Unverständlich verstanden

Martina Süss

von Martina Süss

Story

Kein Alter schützt den Menschen, das Einem Verbotene zu begehren. Und manchmal ist es genau das, was man sich vorstellte, als man wusste, man dürfe es nicht.

Ein junges Mädchen von fünfzehn Jahren steht in einem Türrahmen und beobachtet ein Gespräch zwischen Vater und Bruder. Er hätte etwas für ihn, der Vater für den Sohn, ein Buch. Ein kurzer Blick auf das Mädchen in der Tür. Für sie wäre das nichts. Und die Tür schloss sich bloß scheinbar. Eine andere öffnete sich in diesem Moment, eine, welche in einem jungen Herz mit einem kühlen Luftzug eine Ahnung aufkommen lässt, die unhörbar durch den sich öffnenden Spalt weht.

Kafka. Das Urteil. Ein Erzählband, alt auseinanderfallend. Bücher werden nicht von Kleber zusammengehalten. Sie sind gebunden durch die Hände der Leserin.

Gelesen in einer Nacht, weil es in einer geschrieben war. Doch wie hätte ich es verstehen können, wie auch nur die Weite und Fülle und Komplexität erahnen können, welche dieser Schreiber, diese Erzählung in sich barg. Denn mir schien es einfach. Einfach, weil es in mich drang, wie eine Wahrheit, die nicht zu verstehen war, nicht verstanden werden will, die bloß eine Ahnung hat und grell in ihrem Sinn, maskenlos vor mir stand und mich anstrahlte. Etwas war da. Dort, unter all diesen Worten, lag etwas, das schien, als hätte ich es verloren, und in meiner Brust entsprang eine kindliche Freude über das Wiedergefundene. Es war etwas Wahres – nur das wusste ich. Und verborgen. Doch selbst aus dem Verborgenen rührte es mich und ich liebte es von diesem Augenblick. Ich suche es seit jeher – in allen Büchern und Geschichten. In jedem Wort.

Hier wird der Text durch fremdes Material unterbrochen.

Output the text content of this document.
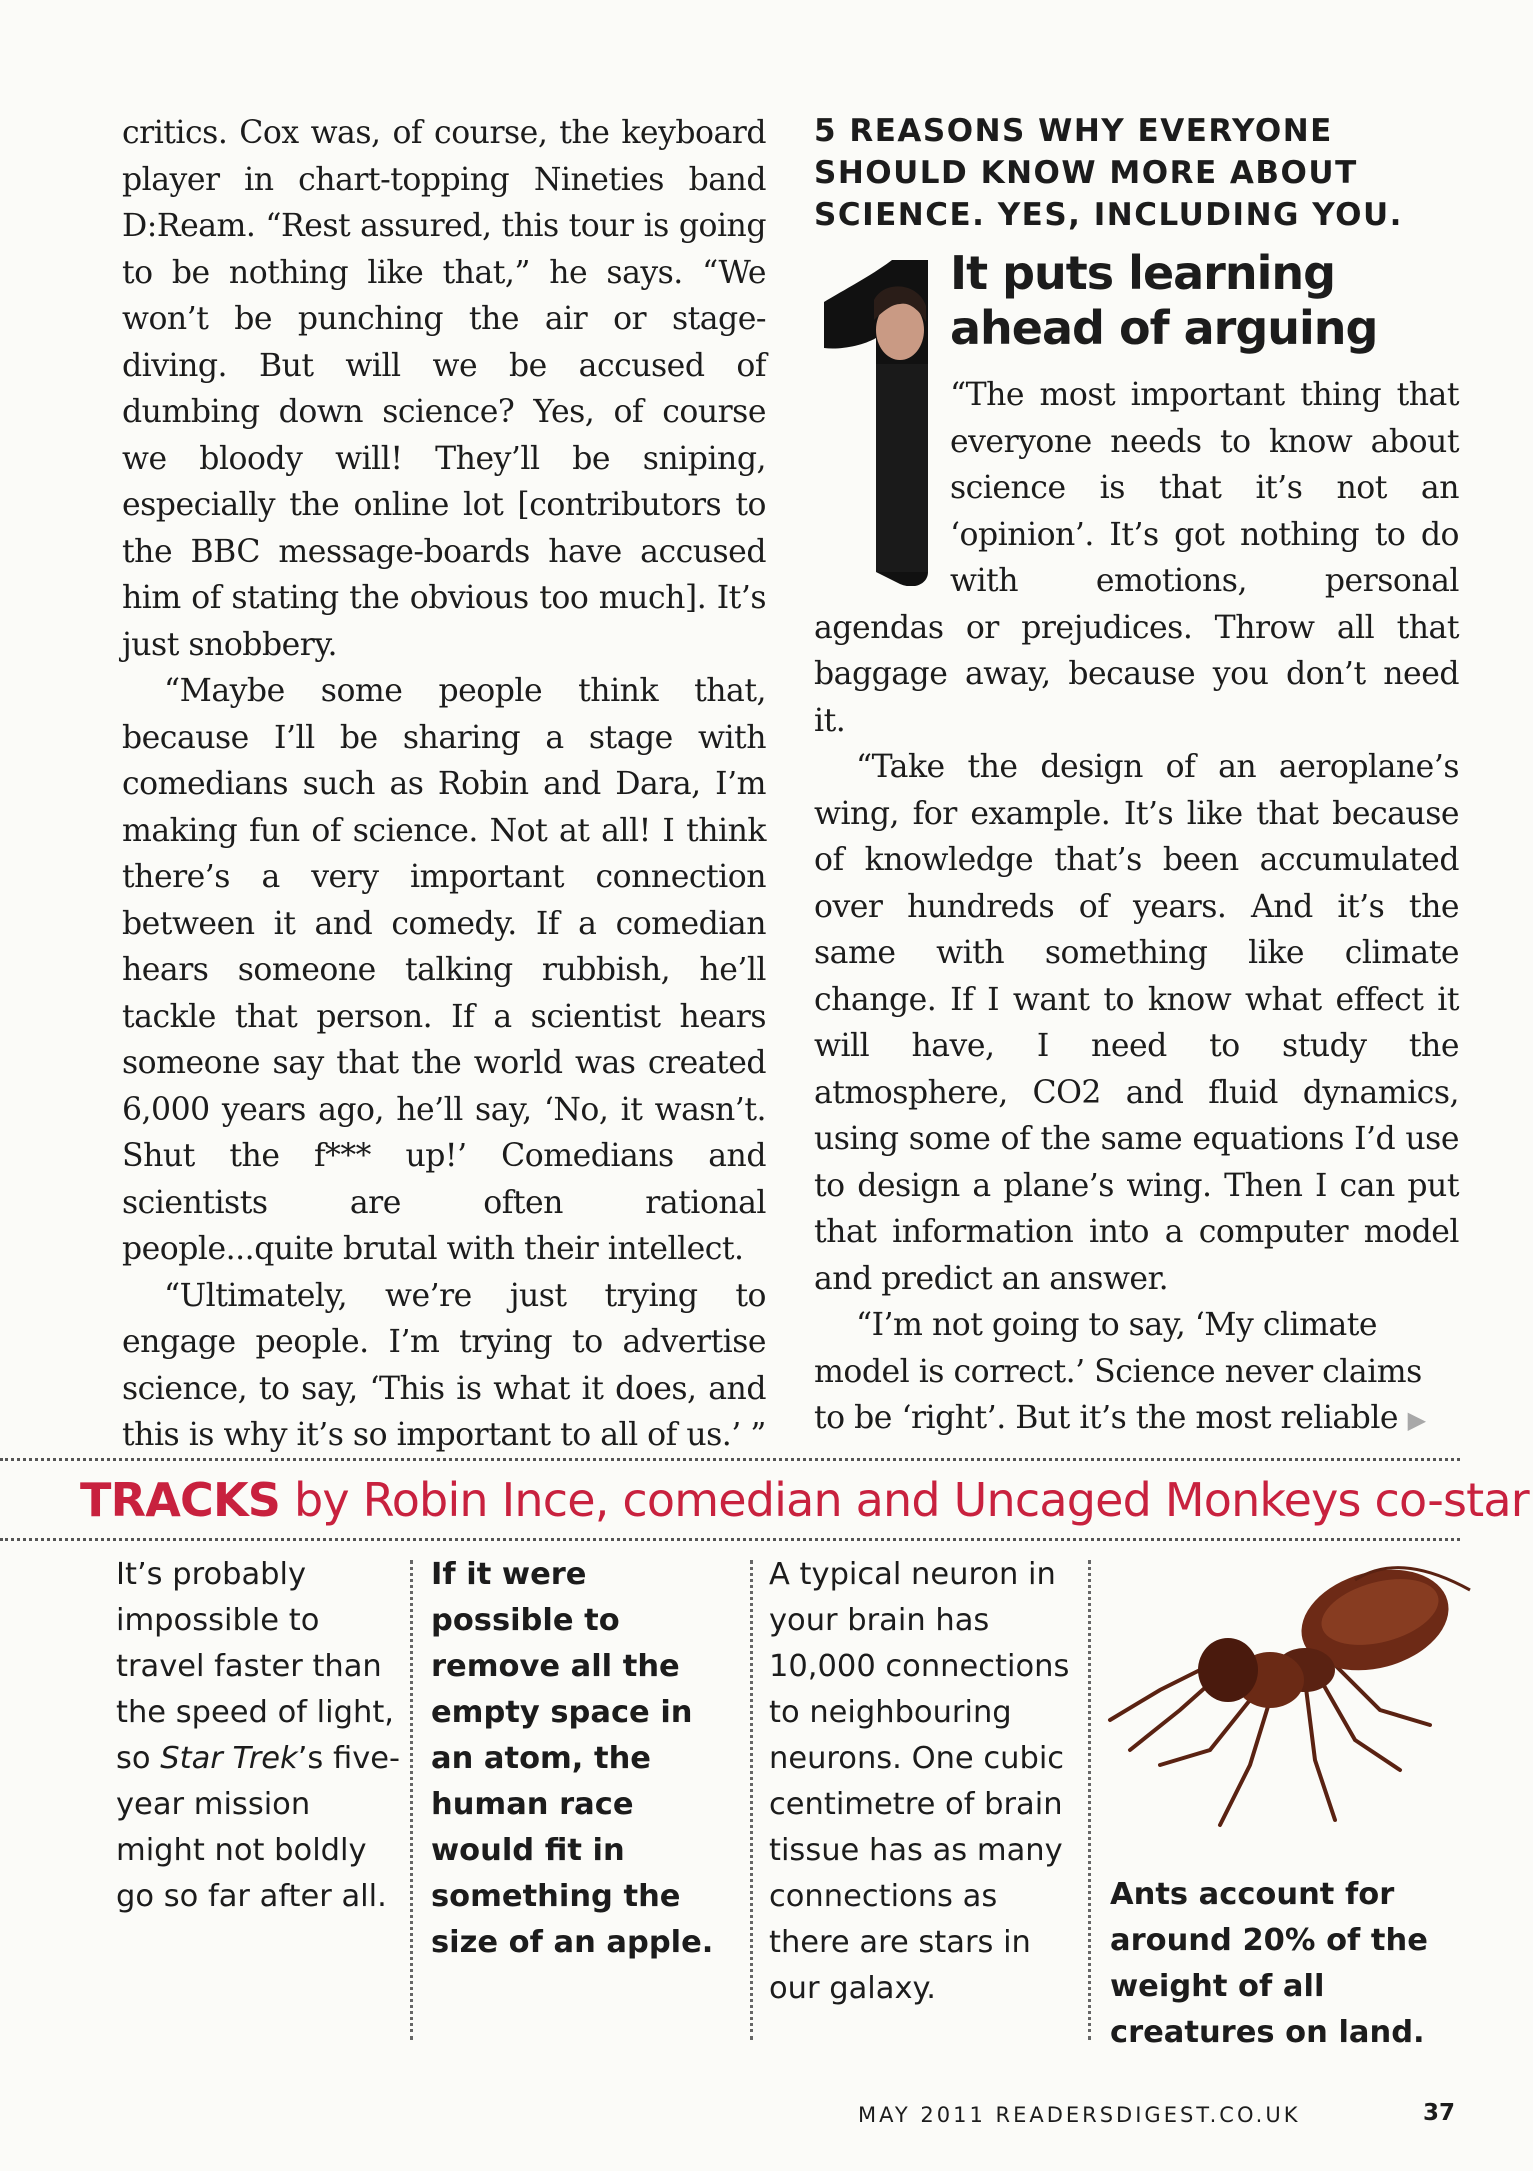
critics. Cox was, of course, the keyboard player in chart-topping Nineties band D:Ream. “Rest assured, this tour is going to be nothing like that,” he says. “We won’t be punching the air or stage-diving. But will we be accused of dumbing down science? Yes, of course we bloody will! They’ll be sniping, especially the online lot [contributors to the BBC message-boards have accused him of stating the obvious too much]. It’s just snobbery.

“Maybe some people think that, because I’ll be sharing a stage with comedians such as Robin and Dara, I’m making fun of science. Not at all! I think there’s a very important connection between it and comedy. If a comedian hears someone talking rubbish, he’ll tackle that person. If a scientist hears someone say that the world was created 6,000 years ago, he’ll say, ‘No, it wasn’t. Shut the f*** up!’ Comedians and scientists are often rational people...quite brutal with their intellect.

“Ultimately, we’re just trying to engage people. I’m trying to advertise science, to say, ‘This is what it does, and this is why it’s so important to all of us.’ ”

5 REASONS WHY EVERYONE SHOULD KNOW MORE ABOUT SCIENCE. YES, INCLUDING YOU.
It puts learning ahead of arguing

“The most important thing that everyone needs to know about science is that it’s not an ‘opinion’. It’s got nothing to do with emotions, personal agendas or prejudices. Throw all that baggage away, because you don’t need it.

“Take the design of an aeroplane’s wing, for example. It’s like that because of knowledge that’s been accumulated over hundreds of years. And it’s the same with something like climate change. If I want to know what effect it will have, I need to study the atmosphere, CO2 and fluid dynamics, using some of the same equations I’d use to design a plane’s wing. Then I can put that information into a computer model and predict an answer.

“I’m not going to say, ‘My climate model is correct.’ Science never claims to be ‘right’. But it’s the most reliable ▶

TRACKS by Robin Ince, comedian and Uncaged Monkeys co-star
It’s probably impossible to travel faster than the speed of light, so Star Trek’s five-year mission might not boldly go so far after all.
If it were possible to remove all the empty space in an atom, the human race would fit in something the size of an apple.
A typical neuron in your brain has 10,000 connections to neighbouring neurons. One cubic centimetre of brain tissue has as many connections as there are stars in our galaxy.
Ants account for around 20% of the weight of all creatures on land.
MAY 2011 READERSDIGEST.CO.UK	37
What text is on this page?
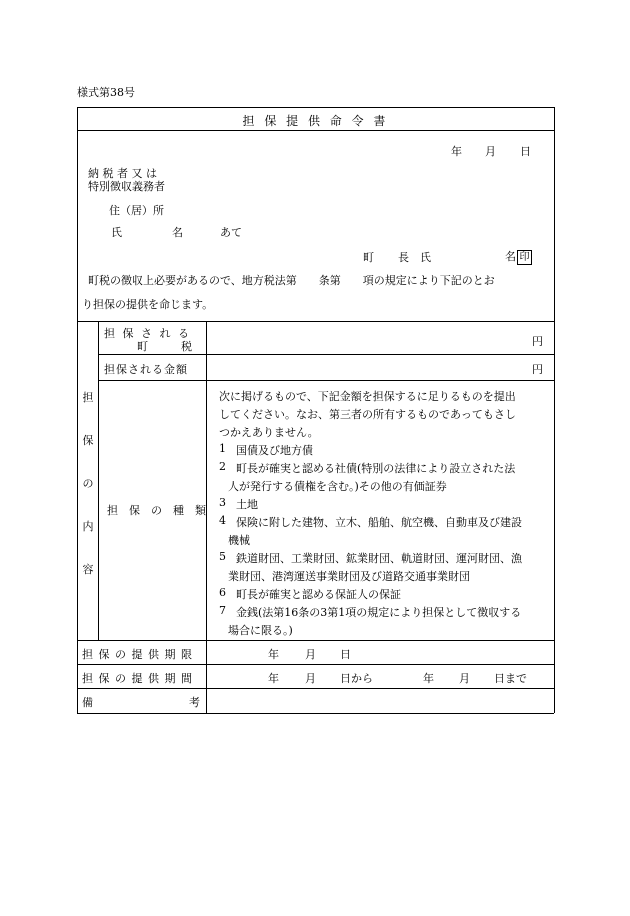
様式第38号
担 保 提 供 命 令 書
年 月 日
納 税 者 又 は
特別徴収義務者
住（居）所
氏	名	あて
町 長 氏	名 印
町税の徴収上必要があるので、地方税法第　　条第　　項の規定により下記のとお
り担保の提供を命じます。
担
保
の
内
容
担 保 さ れ る
町　　　税	円
担保される金額	円
担　保　の　種　類
次に掲げるもので、下記金額を担保するに足りるものを提出
してください。なお、第三者の所有するものであってもさし
つかえありません。
1 国債及び地方債
2 町長が確実と認める社債(特別の法律により設立された法
人が発行する債権を含む。)その他の有価証券
3 土地
4 保険に附した建物、立木、船舶、航空機、自動車及び建設
機械
5 鉄道財団、工業財団、鉱業財団、軌道財団、運河財団、漁
業財団、港湾運送事業財団及び道路交通事業財団
6 町長が確実と認める保証人の保証
7 金銭(法第16条の3第1項の規定により担保として徴収する
場合に限る。)
担 保 の 提 供 期 限	年 月 日
担 保 の 提 供 期 間	年 月 日から	年 月 日まで
備	考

Es war von da an ein Teil von mir, eine Ahnung, die mich nicht mehr alleine lassen sollte. Immer hinter meiner Stirn anwesend, ein neuer Schleier vor meinen Augen, der mir die Welt anders zeigt, als ich sie bisher gesehen. Sein Name war mir von da an ein Zeichen, welches ich nicht zu entschlüsseln vermag, dass mir aber eine Aufgabe stellt und sich in alles mischt, was wichtig zu sein vorgibt.

Kafka.

Erst durch Das Urteil wurde ich zu der, die um das Schloss wandelt, vergeblich einen Eingang suchend. Erst durch dieses kleine Buch wurde ich zu der, die in des Landarztes Kutsche sitzt und die starken Flanken der Pferde riecht. Erst durch diese Erzählung hatte ich eine Idee von der Welt, die mir keine Angst machte. Denn es war in Ordnung, sie nicht zu verstehen, ihre Grenzen nicht zu kennen – Kafka hatte sie mir so tragikomisch vorgeführt, mich auf so viele Schiffe mitgenommen, dass ich keine Furcht zu haben brauchte. Ich muss bloß diese Geschichte zur Hand zu nehmen. Und sie wird mir wie einst das Gefühl geben, dass die Welt der Bücher mein Zuhause ist.